The history of the Andaman islands means its inhabitants have good reason to fear outsiders. Let them be

“Lord, is this island Satan’s last stronghold where none have heard or even had the chance to hear your name?” recorded John Allen Chau in a diary of his last days. Chau, a 26-year-old American missionary, wanted to “declare Jesus” to one of the world’s last uncontacted tribes – the Sentinelese, who inhabit the restricted North Sentinel island in the eastern Indian Ocean. The Sentinelese resist external contact and are known to express their will with arrows. On 17 November, they shot Chau dead, as he approached them with a Bible and some gifts. Now his body may not even be able to be retrieved, for fear of spreading disease to the island.

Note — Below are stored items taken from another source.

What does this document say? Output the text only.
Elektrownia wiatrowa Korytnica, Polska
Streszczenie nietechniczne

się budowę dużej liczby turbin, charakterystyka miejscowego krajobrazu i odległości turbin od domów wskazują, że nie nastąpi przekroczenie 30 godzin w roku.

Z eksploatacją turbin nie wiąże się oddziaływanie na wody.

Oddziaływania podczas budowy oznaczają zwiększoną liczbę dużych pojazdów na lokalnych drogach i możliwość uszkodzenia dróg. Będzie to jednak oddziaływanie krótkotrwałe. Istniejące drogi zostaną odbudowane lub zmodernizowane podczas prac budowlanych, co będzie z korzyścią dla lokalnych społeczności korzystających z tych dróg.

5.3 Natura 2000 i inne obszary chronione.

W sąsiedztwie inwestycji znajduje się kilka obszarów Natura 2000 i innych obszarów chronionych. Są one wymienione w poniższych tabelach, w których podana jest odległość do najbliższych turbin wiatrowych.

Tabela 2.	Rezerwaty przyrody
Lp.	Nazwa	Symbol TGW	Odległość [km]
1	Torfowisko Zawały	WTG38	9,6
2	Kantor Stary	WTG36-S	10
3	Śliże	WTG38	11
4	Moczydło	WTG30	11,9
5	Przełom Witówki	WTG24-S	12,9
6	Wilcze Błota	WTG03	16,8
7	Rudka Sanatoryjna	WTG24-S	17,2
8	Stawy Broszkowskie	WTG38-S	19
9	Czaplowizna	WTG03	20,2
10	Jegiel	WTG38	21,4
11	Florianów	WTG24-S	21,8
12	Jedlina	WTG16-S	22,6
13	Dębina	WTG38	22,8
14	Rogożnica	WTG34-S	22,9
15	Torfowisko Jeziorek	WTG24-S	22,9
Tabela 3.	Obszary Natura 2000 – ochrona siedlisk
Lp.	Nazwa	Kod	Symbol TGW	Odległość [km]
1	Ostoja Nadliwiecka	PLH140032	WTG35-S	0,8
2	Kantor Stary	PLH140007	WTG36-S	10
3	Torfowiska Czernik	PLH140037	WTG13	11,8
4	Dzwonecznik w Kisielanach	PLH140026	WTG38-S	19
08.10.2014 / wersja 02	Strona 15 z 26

Once, the entire Andamans were perceived as a “Satan’s stronghold”, an abode of a ferocious race that The Travels of Marco Polo caricatures as – “idolaters”, “no better than wild beasts”, who have “heads like dogs, and teeth and eyes likewise”, “ a most cruel generation”, who would eat everybody they could catch. These islands remained a terra incognita until the British colonised them in the late 18th century. A “civilised” race came in close contact with the “savages” – the Great Andamanese, the Onge, the Jarawa, the Sentinelese and the Jangil (extinct by the 1920s). The tribes exhibited an implacable hostility towards strangers, but the charge of cannibalism against them was unfounded. It was merely a misinterpretation of the ritual that some indigenous people practised – cutting and burning the dead to avoid their return as evil spirits.